We also know that Intel’s chips are nowhere to be found in newer gizmos like smartphones, low-end cell phones, tablets, handheld games, electronic books, and the like. Those gadgets are powered mostly by chips designed (though not manufactured) by ARM, with a smattering of MIPS-based chips thrown in for variety.

Finally, we know that Intel would dearly love to be part of that second crowd, and the company has spent considerable time and treasure creating “Medfield” and other chips based on the Haswell generation of the familiar Atom processor family. In short, Intel wants to extend its dominance of PCs and servers into the mobile space. Fair enough.

What’s surprising is that Medfield and its kin are having so much trouble penetrating that lucrative market. I mean, c’mon – Intel is the world’s biggest chipmaker. Everyone knows who Intel is. They’re the guys who invented computers and the Internet and Windows and everything, right? They are the ones with the amazing 22 nm Tri-Gate FinFET technology at their fingertips. How can they not win?

Turns out, the problem is software. There just ain’t much of it, at least not if you’re building cell phones around x86 chips, and that’s really hurting Intel’s chances. Yes, Android runs on x86, but that’s about it. Most Android apps don’t work because they include ARM binary code, and there’s not much wireless middleware, and there aren’t many debug or development tools for phones, and so on. Ironically, the processor that dominates the PC business precisely because of its software lock-in finds itself locked out of the mobile market for exactly the opposite reason. There’s just no software.

Well, not yet, at least. Intel knows full well that mobile developers are accustomed to ARM-based processors and ARM-compiled code, and that x86 is a foreign processor in those parts. So the company is encouraging (that’s spelled with a $) certain select software developers to port their wares to x86 processors. That work seems to be coming along nicely, and we should soon see more and more mobile-oriented x86 software trickling out of development labs. That will be good news for device developers who are looking for an alternative to the ubiquitous ARM.

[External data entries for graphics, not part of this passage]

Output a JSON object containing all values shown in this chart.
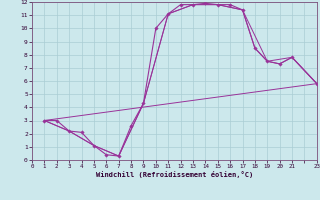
{
  "xlabel": "Windchill (Refroidissement éolien,°C)",
  "bg_color": "#cce8ec",
  "grid_color": "#aacdd4",
  "line_color": "#993399",
  "spine_color": "#7b4f7b",
  "xlim": [
    0,
    23
  ],
  "ylim": [
    0,
    12
  ],
  "xtick_labels": [
    "0",
    "1",
    "2",
    "3",
    "4",
    "5",
    "6",
    "7",
    "8",
    "9",
    "10",
    "11",
    "12",
    "13",
    "14",
    "15",
    "16",
    "17",
    "18",
    "19",
    "20",
    "21",
    "",
    "23"
  ],
  "xtick_positions": [
    0,
    1,
    2,
    3,
    4,
    5,
    6,
    7,
    8,
    9,
    10,
    11,
    12,
    13,
    14,
    15,
    16,
    17,
    18,
    19,
    20,
    21,
    22,
    23
  ],
  "ytick_labels": [
    "0",
    "1",
    "2",
    "3",
    "4",
    "5",
    "6",
    "7",
    "8",
    "9",
    "10",
    "11",
    "12"
  ],
  "ytick_positions": [
    0,
    1,
    2,
    3,
    4,
    5,
    6,
    7,
    8,
    9,
    10,
    11,
    12
  ],
  "line1_x": [
    1,
    2,
    3,
    4,
    5,
    6,
    7,
    8,
    9,
    10,
    11,
    12,
    13,
    14,
    15,
    16,
    17,
    18,
    19,
    20,
    21,
    23
  ],
  "line1_y": [
    3.0,
    3.0,
    2.2,
    2.1,
    1.1,
    0.4,
    0.3,
    2.6,
    4.3,
    10.0,
    11.1,
    11.8,
    11.8,
    11.9,
    11.8,
    11.8,
    11.4,
    8.5,
    7.5,
    7.3,
    7.8,
    5.8
  ],
  "line2_x": [
    1,
    23
  ],
  "line2_y": [
    3.0,
    5.8
  ],
  "line3_x": [
    1,
    3,
    5,
    7,
    9,
    11,
    13,
    15,
    17,
    18,
    19,
    20,
    21,
    23
  ],
  "line3_y": [
    3.0,
    2.2,
    1.1,
    0.3,
    4.3,
    11.1,
    11.8,
    11.8,
    11.4,
    8.5,
    7.5,
    7.3,
    7.8,
    5.8
  ],
  "line4_x": [
    1,
    3,
    5,
    7,
    9,
    11,
    13,
    15,
    17,
    19,
    21,
    23
  ],
  "line4_y": [
    3.0,
    2.2,
    1.1,
    0.3,
    4.3,
    11.1,
    11.8,
    11.8,
    11.4,
    7.5,
    7.8,
    5.8
  ]
}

But who exactly are those developers? Who is crying out for non-ARM processors? After all, the big phone and tablet makers (Apple, Samsung, HTC, Amazon, et al) seem pretty happy with their ARM processors. You don’t hear many complaints about ARM’s performance or price or power consumption. ARM has more than 100 licensees making chips – as opposed to Intel’s sole-source arrangement – so there’s plenty of variety and competition. Some of the bigger device makers, notably Apple, even design their own ARM chips, so they’re obviously committed to the architecture. What again was the reason for switching from ARM to Atom?

Let’s see… I’m a smartphone designer and I can either upgrade my existing ARM-based design by adding firmware features, changing the color of the plastic, and riding on the coattails of thousands of applet developers. Or I can design a whole new x86-based phone from scratch, get it approved by every telecommunications regulatory body in the world, create all my own middleware, and have exactly no third-party apps to download and run on it. Hmmm… that’s a tough one. Let me think about it for a second.

It doesn’t help that Intel’s current crop of mobile processors are only level-pegging with ARM-based chips. That is, they’re about as fast and about as power-efficient. They’re good enough, in other words. But “good enough” isn’t really. Not in this market. Intel’s silicon is going to have to do much, much better than the incumbents to stand any chance of displacing them. You wouldn’t switch to driving on the other side of the road just to have a car that’s about as good as the one you’ve already got. It would take some pretty spectacular hardware to force that kind of change in behavior.

So that’s the challenge facing Intel. The world’s biggest chip company is facing what might very well be the biggest challenge of its charmed existence. And it’s not even the fault of the chips. It’s that stupid free software.